Ça fait longtemps que j’habite le même quartier. Plus ou moins au même endroit, et plus ou moins en pointillés, mais c’est « mon » quartier. On le dit chic, on le dit cher, on le dit bien-pensant et cul-béni. J’y vois les agents immobiliers rôder comme des loups en quête de chair fraîche dès que l’un d’eux entrevoit mère-grand quitter sa petite demeure sans espoir d’y revenir.
J’y vois des immeubles aux prestations de « luxe », clapiers pour Parisiens crédules et désespérés de la pâquerette, y pousser comme autant d’amanites phalloïdes, ces champignons si sympathiques en apparence et bien empoisonnés à l’intérieur. Je vois des portefeuilles y investir, se frottant les mains de la défiscalisation à venir, des 4×4 surdimensionnés se mouvoir avec peine dans les rues tortueuses. J’y vois des banderoles à bas prix vanter des pseudo-aménagements hauts de gamme. Roulement de tambour mesdames et messieurs ! Par ici les acrobates de balcon d’1 m2 sur rue, les magiciens-jardiniers de béton, les otaries en nœud papillon glissant sur les sols en faux marbre des halls d’entrée. En quelques années, suivant la tendance, des centaines de bobos bien pensants se sont agglutinés dans ces appartements aux adjectifs ronflants. « Exclusif », « prestigieux », « de haut standing« , « exceptionnel »… mon dictionnaire des synonymes en est vert de jalousie.

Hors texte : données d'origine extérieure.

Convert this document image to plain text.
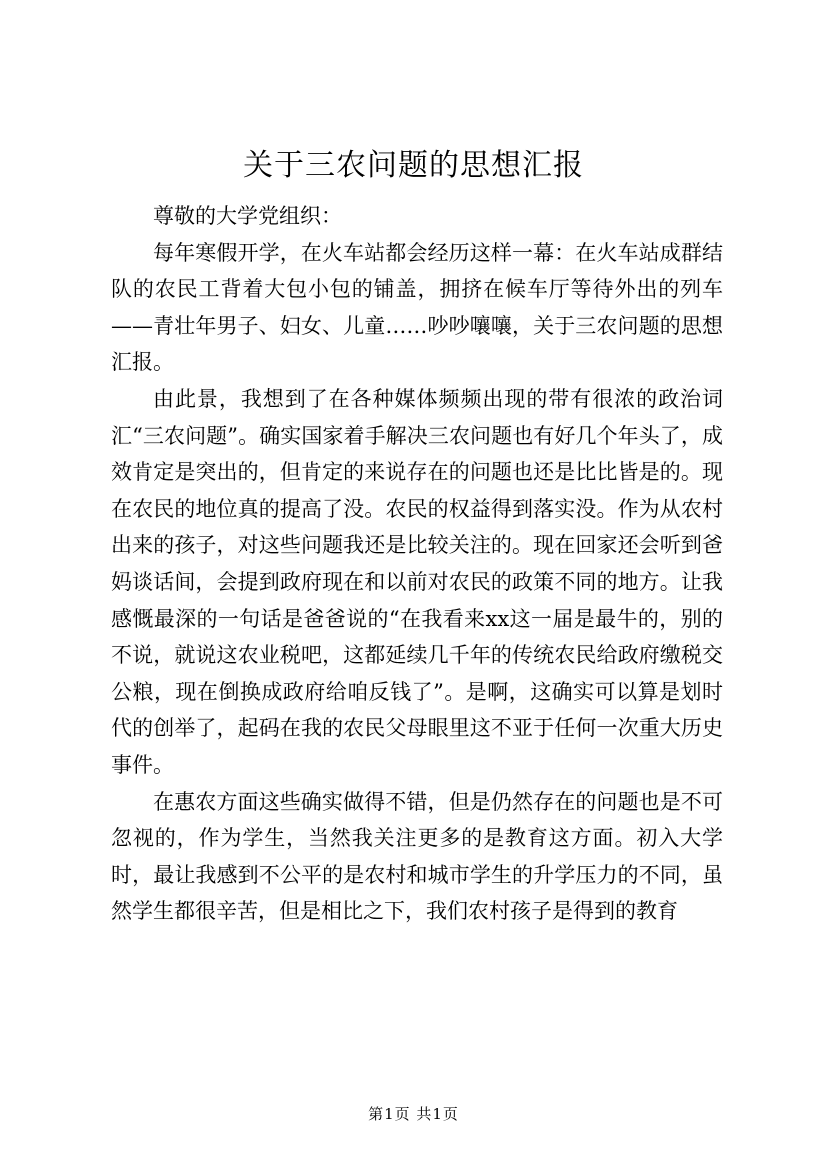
关于三农问题的思想汇报

尊敬的大学党组织：

每年寒假开学，在火车站都会经历这样一幕：在火车站成群结队的农民工背着大包小包的铺盖，拥挤在候车厅等待外出的列车——青壮年男子、妇女、儿童……吵吵嚷嚷，关于三农问题的思想汇报。

由此景，我想到了在各种媒体频频出现的带有很浓的政治词汇“三农问题”。确实国家着手解决三农问题也有好几个年头了，成效肯定是突出的，但肯定的来说存在的问题也还是比比皆是的。现在农民的地位真的提高了没。农民的权益得到落实没。作为从农村出来的孩子，对这些问题我还是比较关注的。现在回家还会听到爸妈谈话间，会提到政府现在和以前对农民的政策不同的地方。让我感慨最深的一句话是爸爸说的“在我看来xx这一届是最牛的，别的不说，就说这农业税吧，这都延续几千年的传统农民给政府缴税交公粮，现在倒换成政府给咱反钱了”。是啊，这确实可以算是划时代的创举了，起码在我的农民父母眼里这不亚于任何一次重大历史事件。

在惠农方面这些确实做得不错，但是仍然存在的问题也是不可忽视的，作为学生，当然我关注更多的是教育这方面。初入大学时，最让我感到不公平的是农村和城市学生的升学压力的不同，虽然学生都很辛苦，但是相比之下，我们农村孩子是得到的教育

第1页 共1页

Mais au bout de ma rue, une incongrue : lorsqu’une vieille propriété a été remplacée par un de ces rêves de promoteur banal et atone, la maison mitoyenne a survécu. Encaissée, en retrait de la rue et légèrement en hauteur, celle-ci ne fut plus jamais baignée de lumière, coincée entre deux sumos de parpaing creux. L’inhabitable verrue est pourtant restée. Longtemps fermée, puis un jour occupée. Regardant de loin, je me disais naïvement qu’il devait s’agir non pas d’un lieu d’habitation (non, cela me semblait impensable !) mais probablement du siège d’une association, certainement utilisée ponctuellement. C’est dire si ce lieu ne faisait pas de bruit.
Ce jeudi matin, 6 avril 2017, c’est également sans bruit que les forces de l’ordre sont intervenues. Bouclage serré, rue barrée. En toute discrétion, plusieurs fourgons de police accompagnaient quelques messieurs sérieux en pardessus, cartables à la main. Soudain, le film s’est déroulé dans ma tête ; d’un coup, tout s’est éclairci. Assombri, plutôt. J’étais le témoin forcé d’une situation de violence ordinaire. Pire, je réalisais que j’étais riveraine de jeunes qui avaient certainement connu la guerre, la faim et des violences intolérables. J’assistais à l’expulsion d’un squat de mineurs isolés étrangers, dont j’ai appris dans la matinée par la presse qu’il était installé là depuis deux ans. De mon balcon des beaux quartiers, deux ans que je me réjouissais que cette maison ne soit finalement pas tombée, car voir le grand arbre du jardin depuis mon petit chez-moi, c’est quand même pas mal quand je bois mon café dehors !
Alors après ? Se révolter ? Manifester ? S’engager ? Au moins, j’en aurai parlé. Car à défaut d’avoir en soi les ressources pour s’engager dans une association d’entraide, il est de notre devoir de citoyen de ne pas faire comme si les personnes qui vivent à côté de nous n’existaient pas. En cette période électorale qui donne plus de crédit à l’individualisme qu’à la solidarité, un seul mot d’ordre : l’ouverture d’esprit. Celle qui nous fait prendre conscience que nous-sommes-société.